2. Angie Sanclemente Valencia
Known as the “Queen of Cocaine,” Angie was a former beauty pageant winner in Colombia before turning over her life to drugs and crime. She previously dated the drug lord known as “The Monster,” but she has since gone on to become his rival in the drug trade. Angie recruits other models to do her bidding to smuggle cocaine from Argentina to England.

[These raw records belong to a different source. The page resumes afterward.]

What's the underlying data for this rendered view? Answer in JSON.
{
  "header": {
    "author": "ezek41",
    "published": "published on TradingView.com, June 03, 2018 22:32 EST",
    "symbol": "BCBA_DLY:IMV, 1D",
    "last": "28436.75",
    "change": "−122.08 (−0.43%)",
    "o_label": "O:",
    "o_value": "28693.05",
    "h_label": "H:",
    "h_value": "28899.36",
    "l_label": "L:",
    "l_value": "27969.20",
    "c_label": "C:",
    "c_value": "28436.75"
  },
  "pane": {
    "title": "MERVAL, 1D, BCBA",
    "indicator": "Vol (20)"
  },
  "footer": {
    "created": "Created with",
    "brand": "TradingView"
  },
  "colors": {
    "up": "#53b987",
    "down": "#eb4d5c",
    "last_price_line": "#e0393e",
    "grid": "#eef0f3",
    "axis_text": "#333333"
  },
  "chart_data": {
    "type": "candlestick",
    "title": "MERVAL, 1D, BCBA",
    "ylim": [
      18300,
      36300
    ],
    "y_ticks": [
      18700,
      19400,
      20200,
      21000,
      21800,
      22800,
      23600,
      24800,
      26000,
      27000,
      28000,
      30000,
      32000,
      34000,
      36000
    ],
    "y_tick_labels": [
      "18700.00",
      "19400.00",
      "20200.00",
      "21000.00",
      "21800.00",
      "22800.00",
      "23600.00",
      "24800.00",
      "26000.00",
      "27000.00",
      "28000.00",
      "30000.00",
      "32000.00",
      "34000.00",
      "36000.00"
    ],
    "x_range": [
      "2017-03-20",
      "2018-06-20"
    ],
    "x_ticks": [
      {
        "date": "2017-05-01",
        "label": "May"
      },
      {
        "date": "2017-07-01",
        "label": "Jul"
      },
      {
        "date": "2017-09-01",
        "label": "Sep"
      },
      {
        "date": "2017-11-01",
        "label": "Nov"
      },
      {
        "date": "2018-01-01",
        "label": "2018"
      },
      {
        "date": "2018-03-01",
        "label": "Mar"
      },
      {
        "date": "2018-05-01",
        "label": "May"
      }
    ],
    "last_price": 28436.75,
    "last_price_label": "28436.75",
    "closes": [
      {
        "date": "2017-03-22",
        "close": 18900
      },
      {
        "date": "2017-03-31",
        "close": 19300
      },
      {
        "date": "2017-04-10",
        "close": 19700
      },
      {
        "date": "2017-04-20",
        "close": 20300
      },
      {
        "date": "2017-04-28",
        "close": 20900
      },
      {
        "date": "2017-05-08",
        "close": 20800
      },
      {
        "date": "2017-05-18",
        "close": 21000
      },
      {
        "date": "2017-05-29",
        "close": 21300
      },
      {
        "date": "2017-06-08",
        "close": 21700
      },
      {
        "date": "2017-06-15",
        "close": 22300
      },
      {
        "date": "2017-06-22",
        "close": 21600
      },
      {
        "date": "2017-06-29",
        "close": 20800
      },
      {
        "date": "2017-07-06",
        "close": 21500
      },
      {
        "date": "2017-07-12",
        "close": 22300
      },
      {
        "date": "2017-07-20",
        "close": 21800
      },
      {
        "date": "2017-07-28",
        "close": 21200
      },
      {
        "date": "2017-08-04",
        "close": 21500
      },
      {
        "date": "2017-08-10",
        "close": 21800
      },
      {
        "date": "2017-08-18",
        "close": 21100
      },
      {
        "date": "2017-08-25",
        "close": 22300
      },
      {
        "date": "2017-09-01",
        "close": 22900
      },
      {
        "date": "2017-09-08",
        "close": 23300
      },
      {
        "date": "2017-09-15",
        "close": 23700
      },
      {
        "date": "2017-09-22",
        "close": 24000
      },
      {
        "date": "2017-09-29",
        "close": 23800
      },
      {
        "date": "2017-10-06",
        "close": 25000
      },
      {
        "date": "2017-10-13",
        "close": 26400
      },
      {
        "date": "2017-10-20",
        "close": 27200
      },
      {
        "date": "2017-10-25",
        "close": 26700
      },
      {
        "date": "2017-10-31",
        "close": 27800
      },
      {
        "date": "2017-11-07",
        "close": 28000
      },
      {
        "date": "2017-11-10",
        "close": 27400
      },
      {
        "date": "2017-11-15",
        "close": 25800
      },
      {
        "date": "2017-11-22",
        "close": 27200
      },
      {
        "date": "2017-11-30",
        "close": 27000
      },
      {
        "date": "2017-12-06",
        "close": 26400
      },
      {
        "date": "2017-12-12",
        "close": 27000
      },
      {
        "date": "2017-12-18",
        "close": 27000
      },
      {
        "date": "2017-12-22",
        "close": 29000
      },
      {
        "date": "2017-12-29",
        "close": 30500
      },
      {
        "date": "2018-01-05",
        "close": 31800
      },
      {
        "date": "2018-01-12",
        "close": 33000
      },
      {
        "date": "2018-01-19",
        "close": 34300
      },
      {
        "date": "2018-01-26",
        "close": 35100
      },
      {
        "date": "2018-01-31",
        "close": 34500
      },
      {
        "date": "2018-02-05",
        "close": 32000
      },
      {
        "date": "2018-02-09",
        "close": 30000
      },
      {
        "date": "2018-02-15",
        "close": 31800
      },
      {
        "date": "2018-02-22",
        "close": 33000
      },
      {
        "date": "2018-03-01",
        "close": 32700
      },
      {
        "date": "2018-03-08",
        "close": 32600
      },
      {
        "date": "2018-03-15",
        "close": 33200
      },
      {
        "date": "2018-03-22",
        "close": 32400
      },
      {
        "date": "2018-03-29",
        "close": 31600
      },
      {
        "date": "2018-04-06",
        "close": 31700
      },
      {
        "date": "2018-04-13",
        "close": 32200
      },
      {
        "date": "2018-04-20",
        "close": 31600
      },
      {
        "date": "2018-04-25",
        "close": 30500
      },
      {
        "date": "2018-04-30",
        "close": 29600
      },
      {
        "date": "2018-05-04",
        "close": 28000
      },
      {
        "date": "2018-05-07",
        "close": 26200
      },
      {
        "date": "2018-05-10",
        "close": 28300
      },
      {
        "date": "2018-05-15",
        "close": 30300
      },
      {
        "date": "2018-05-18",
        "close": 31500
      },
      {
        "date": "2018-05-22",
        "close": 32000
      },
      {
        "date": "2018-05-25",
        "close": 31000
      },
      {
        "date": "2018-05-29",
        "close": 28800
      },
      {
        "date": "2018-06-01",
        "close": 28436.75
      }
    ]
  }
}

Angie was outed when one of her traffickers was arrested at an airport along with a suitcase full of drugs at the end of 2009. Angie was found and arrested in May of 2010 and was thrown into jail. She was sentenced to 6 ½ years, but only served half that sentence. In September 2013 she was released and she moved back to her native Colombia and was banned from visiting Argentina ever again. In a CNN message, Angie expressed deep regret over her actions, but denied the procedure involving the trafficker at the airport.
1. Juan Garcia Abrego
At 72 years of age, Juan Garcia Abrego was the protege of Juan Nepomuceno Guerra (member of the Gulf Cartel). Abrego’s crimes date back to the 1970s while trafficking marijuana from Mexico to the southern United States. He worked closely with the Cali Cartel and became a huge target for the U.S. DEA, which estimated that Abrego was raking in some $10 billion a year. In 1995, he was placed on the FBI’s Top Ten Most Wanted List – the first drug trafficker to make the list. In 1996 he was arrested in Monterrey, convicted of 22 counts, and sentenced to 11 life terms. Right now he is imprisoned at ADX Florence, an American correctional facility in Colorado. Abrego had several children with his two common-law wives and various lovers. He will spend the rest of his life in jail and will always be known as one of the biggest drug kingpins in the world.